Decentralized state-of-the-art software development for high quality, open-source code

The three main developments in the project are:

  • Metrological frameworks for the traceable calibration of smart sensors (with digital pre-processed output) and strategies to digitally enhance existing calibration facilities correspondingly.
  • Guidelines and best-practices for the organisation and metrological treatment of networks of smart sensors, including timing issues, ambient conditions and data aggregation.
  • Mathematical frameworks for the (close-to) real-time evaluation of uncertainties in IoT sensor networks in accordance with guidelines in metrology.

15 partner institutions spread all over Europe are working together with several international industry partners on these topics. In all three areas there is collaborative coding required to reach the project goals and produce the desired results to create industry impact. One underlying idea for putting a focus on collaborative open-source coding is to

... ensure an easy uptake of the approaches by industrial users.

Several tasks and activities in the project address this aspect. Wherever feasible, the results, in particular but not restricted to code, are published early together with the steps taken to obtain them following the FAIR Principles. The main challenge in achieving that is to enable all partners using their institution-specific tools and workflows and common research practices while still integrating everything smoothly on-the-fly.

That is why during the kick-off meeting an early decision was made for publishing all project related code in a collective Git repository hosted on GitHub where during the whole course of the project current developments can be shared and accessed over one single point of contact. It was agreed on formulating coding conventions, circulating them and putting one PTB developer in charge of maintaining this central repository, to keep an overview of all software development activities and assuring the published code meets the project's conventions. To this end the code writing and publication in open-source software-repositories is perceived as an inseparable part of the scientific process.

The collective repository was quickly, initially set up with introductory material for Git like a short Git Glossary, links to external references about the Git installation process and guidance to perform introductory tasks, e.g. getting the collected code and staying up-to-date. Additionally a couple of styling conventions for the produced code were added. Later and ongoing the repository was augmented with step by step guides on basic Git tasks like initialization of repositories, committing, pushing and pulling, and more advanced coding conventions about code structure and design, documentation and source code management, describing what practices to adopt while using Git.

The chosen architecture of the collective repository is based on the Git submoduls mechanisms. This ensures all partners can use their standard development workflows including their usual Git habits and practices or it makes sure researchers being new to Git can work and learn in confinement without the fear of corrupting the projects code base. At the same time, it creates the desired single point of contact to the project's code. A submodule consists of a pointer to a specific commit in any repository which leads to a subfolder in the so called superproject containing the specified version of the submodules code. These pointers are inserted by the collective repository maintainer to minimize complexity for the involved developers.

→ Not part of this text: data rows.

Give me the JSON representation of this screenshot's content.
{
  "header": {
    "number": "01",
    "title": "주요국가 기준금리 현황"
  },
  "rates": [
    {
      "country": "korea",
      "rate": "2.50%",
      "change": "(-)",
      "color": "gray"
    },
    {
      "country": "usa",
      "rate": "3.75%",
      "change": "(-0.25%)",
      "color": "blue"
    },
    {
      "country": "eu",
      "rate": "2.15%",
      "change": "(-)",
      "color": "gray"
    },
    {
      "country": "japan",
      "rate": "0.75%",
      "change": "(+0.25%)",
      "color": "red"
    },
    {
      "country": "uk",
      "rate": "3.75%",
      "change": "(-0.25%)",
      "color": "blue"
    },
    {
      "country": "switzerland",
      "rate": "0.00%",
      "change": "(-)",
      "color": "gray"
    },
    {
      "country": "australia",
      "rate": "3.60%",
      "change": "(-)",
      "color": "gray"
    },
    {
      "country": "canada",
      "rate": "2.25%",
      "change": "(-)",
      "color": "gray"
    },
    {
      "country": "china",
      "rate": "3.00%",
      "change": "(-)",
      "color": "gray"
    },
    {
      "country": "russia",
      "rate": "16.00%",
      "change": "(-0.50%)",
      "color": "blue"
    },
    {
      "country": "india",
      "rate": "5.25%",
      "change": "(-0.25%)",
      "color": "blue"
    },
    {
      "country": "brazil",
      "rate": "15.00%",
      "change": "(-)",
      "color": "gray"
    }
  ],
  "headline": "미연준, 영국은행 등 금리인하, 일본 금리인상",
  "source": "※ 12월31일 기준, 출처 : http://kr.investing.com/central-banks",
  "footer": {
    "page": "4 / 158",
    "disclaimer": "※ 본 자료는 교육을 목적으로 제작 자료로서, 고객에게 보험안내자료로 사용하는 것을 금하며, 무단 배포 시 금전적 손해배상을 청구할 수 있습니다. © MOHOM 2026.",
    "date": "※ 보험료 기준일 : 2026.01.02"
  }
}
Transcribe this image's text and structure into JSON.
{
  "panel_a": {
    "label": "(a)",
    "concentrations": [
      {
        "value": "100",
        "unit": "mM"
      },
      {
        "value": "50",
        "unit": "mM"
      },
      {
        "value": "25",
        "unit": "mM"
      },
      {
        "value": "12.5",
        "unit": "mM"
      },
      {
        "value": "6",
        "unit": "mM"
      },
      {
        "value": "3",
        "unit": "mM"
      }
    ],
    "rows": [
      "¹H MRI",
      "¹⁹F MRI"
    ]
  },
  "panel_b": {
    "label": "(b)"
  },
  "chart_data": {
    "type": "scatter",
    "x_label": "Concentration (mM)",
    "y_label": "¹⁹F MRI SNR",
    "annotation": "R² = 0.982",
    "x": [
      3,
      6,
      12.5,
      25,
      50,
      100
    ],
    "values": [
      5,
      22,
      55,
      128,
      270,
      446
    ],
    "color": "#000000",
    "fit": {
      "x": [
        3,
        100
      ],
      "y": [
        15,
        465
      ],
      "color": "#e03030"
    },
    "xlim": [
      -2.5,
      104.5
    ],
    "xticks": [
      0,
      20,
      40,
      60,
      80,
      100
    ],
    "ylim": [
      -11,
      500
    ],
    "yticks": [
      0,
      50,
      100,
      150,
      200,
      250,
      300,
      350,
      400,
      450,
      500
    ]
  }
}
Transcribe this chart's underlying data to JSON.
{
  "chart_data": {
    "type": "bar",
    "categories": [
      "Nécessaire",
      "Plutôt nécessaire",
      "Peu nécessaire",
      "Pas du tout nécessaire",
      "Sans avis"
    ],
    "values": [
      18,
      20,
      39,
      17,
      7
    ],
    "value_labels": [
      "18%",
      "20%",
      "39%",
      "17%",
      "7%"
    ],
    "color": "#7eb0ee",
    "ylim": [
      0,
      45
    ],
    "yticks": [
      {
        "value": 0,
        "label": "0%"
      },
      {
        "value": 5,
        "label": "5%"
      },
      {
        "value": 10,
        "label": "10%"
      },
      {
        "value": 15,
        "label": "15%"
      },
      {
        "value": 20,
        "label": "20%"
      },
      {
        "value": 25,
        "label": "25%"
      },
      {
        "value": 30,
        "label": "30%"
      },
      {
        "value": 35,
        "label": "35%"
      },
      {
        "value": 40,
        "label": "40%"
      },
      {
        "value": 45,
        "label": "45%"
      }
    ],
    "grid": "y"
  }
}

A CI/CD pipeline was set up for the collective repository to use modern software development practices on the produced scientific code without putting to much load on every single developer and bundle up the efforts for the setup and maintenance. Before a submodules pointer is reset the pipeline is triggered by a Pull Request in the collective repository to check if tests have passed. The testing code and other parts of the pipeline are discussed with the developers for the initial set up of the according submodule and adapted while the project advances.